WDJW
- Somers, Connecticut; United States;
- Frequency: 89.7 MHz

Programming
- Format: High school radio

Ownership
- Owner: WDJW-Somers High School

Technical information
- Licensing authority: FCC
- Facility ID: 71340
- Class: D
- ERP: 9 watts
- HAAT: -18 meters
- Transmitter coordinates: 41°57′43″N 72°27′49″W﻿ / ﻿41.96194°N 72.46361°W

Links
- Public license information: Public file; LMS;

= WDJW =

WDJW is the call sign of the FM radio station licensed to the Somers, Connecticut Board of Education. One of only a handful of high school radio stations in the state, WDJW has served the school and the community for over 35 years. Originally operating on 105.3 MHz, WDJW moved to 89.7 in the early 1990s and has had an eclectic format consisting of student and faculty programs supplemented with the programming of WWUH from the University of Hartford.

==History==
WDJW was founded in 1979 by Somers High School sophomore Robert Child. Child approached the Somers Board of Education in early 1979 to request funding and approval and was granted sufficient funds to purchase and install the requisite equipment. The radio station was installed in a small utility room at Somers High School, and was staffed by volunteer students under the direction of Radio Station Club faculty adviser Otto Bouldwin. Child went on to a distinguished career in film and television, and is an Emmy nominated writer and director.
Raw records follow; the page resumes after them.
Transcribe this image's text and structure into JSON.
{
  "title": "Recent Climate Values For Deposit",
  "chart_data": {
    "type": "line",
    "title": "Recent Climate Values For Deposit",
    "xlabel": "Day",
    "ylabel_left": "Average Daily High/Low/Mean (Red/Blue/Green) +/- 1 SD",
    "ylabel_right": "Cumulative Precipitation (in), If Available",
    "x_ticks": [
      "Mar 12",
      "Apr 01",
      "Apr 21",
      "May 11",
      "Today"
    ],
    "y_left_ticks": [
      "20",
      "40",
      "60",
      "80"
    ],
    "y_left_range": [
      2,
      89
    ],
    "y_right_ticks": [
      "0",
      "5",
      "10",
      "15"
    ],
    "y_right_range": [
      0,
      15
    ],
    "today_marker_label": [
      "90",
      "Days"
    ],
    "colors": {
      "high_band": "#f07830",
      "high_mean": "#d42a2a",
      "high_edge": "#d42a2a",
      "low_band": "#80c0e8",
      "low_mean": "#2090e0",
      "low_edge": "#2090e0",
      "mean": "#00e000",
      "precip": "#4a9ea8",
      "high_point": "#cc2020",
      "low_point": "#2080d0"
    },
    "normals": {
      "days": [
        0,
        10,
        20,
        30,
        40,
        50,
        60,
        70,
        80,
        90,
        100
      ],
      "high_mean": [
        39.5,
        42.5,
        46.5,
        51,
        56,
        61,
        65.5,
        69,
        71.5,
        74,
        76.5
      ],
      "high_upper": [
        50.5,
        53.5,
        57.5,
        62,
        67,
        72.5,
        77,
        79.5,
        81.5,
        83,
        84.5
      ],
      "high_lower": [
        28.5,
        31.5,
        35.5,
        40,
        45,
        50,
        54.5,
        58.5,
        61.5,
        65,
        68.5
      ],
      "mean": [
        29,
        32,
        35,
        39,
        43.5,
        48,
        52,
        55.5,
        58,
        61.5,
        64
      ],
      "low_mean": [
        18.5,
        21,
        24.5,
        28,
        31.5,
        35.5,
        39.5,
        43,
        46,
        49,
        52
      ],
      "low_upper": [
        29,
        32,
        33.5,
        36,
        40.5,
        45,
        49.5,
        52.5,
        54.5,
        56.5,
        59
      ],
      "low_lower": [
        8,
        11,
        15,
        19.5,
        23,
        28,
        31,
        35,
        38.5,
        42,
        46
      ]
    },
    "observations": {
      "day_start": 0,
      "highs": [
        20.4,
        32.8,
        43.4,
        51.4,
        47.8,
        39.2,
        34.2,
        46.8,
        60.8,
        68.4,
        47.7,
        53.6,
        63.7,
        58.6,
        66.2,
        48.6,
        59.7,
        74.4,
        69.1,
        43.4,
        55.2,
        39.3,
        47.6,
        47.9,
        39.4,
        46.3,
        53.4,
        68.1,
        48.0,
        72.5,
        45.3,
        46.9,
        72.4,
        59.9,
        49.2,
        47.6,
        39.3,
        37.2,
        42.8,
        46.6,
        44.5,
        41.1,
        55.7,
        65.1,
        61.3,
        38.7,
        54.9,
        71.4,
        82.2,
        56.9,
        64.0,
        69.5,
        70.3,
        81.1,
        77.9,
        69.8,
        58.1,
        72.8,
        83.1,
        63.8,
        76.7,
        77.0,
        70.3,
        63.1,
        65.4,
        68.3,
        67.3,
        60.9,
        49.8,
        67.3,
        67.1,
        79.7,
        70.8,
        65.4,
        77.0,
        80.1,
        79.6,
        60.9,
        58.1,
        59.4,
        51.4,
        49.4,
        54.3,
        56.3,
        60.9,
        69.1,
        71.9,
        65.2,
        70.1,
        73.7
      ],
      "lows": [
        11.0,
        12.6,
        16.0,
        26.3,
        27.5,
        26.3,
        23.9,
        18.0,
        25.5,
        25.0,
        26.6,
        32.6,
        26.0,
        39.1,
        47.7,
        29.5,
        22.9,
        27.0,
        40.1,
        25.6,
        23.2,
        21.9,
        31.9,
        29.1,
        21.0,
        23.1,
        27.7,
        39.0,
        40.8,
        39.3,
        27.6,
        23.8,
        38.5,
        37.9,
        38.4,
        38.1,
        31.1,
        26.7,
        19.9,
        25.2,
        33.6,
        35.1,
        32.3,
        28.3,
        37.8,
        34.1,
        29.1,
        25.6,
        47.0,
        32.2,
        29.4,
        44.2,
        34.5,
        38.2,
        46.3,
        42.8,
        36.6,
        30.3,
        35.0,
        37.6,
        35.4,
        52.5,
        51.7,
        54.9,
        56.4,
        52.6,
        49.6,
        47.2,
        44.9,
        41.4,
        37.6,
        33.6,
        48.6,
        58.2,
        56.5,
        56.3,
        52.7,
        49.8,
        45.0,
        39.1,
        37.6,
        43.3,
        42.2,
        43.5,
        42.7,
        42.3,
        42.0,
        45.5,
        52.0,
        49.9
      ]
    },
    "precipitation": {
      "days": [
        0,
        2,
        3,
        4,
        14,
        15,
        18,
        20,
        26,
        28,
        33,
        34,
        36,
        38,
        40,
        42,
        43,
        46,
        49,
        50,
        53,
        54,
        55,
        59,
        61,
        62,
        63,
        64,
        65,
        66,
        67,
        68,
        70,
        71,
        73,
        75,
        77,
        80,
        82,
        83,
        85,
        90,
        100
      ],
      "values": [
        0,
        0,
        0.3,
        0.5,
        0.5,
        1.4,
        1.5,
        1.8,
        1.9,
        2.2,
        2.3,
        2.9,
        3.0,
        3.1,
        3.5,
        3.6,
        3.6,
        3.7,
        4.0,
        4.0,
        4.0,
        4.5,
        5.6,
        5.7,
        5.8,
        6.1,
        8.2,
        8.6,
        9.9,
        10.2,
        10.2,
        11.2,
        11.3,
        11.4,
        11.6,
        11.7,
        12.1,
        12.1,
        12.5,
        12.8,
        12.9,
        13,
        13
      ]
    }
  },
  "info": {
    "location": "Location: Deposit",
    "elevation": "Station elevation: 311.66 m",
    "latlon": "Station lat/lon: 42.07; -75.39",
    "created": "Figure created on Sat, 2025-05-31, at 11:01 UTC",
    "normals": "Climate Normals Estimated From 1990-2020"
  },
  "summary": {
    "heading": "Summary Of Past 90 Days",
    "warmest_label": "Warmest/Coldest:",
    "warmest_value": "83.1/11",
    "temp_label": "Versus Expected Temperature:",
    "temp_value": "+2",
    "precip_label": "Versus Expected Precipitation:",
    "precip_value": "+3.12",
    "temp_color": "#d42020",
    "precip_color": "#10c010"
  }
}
In 1979, representatives of the station requested and received authorization from WTIC-AM to simulcast Boston Red Sox games to the Somers community. Formal ratings data was not available during the station launch era, but the complete listening audience was better understood when in 1980 Somers High School Administration received a petition from inmates at the Somers Maximum Security Correctional Facility to support WDJW radio. The petition was signed by hundreds of prison inmates, who apparently followed and appreciated the efforts of the volunteer student 'disc jockeys'.

The earliest Federal Communications Commission (FCC) document available on line is an "original construction permit" which was granted on June 25, 1979, authorizing construction of a station on 89.7 MHz with 10 watts of power. A License to Cover was granted on March 14, 1980. A "Major Modification" was granted by the FCC on February 28, 1983, but the on line data base does not specify any details. On December 12, 1990, a Construction Permit was granted to change the frequency to 105.3 MHz. Reportedly the Board of Education decided not to pursue this change and the next FCC database entry is a renewal on June 10, 1999, showing the frequency as 89.7 MHz.

In late 1995 WDJW's old transmitter failed for good and the station went off the air. WDJW was faced with deletion since a recent FCC rule change called for automatic deletion of any license that was off the air for one year. WWUH at the University of Hartford offered the BOE a loan of a transmitter in return for use of the WDJW signal when local programming was unavailable. WDJW went back on the air in late 1996 and moved its studios and transmitter to the new high school building in the late 1990s.

WDJW has a construction permit from the FCC to add circular polarization and correct antenna coordinates. It is licensed for 9 watts effective radiated power and the antenna is -18 meters height above average terrain.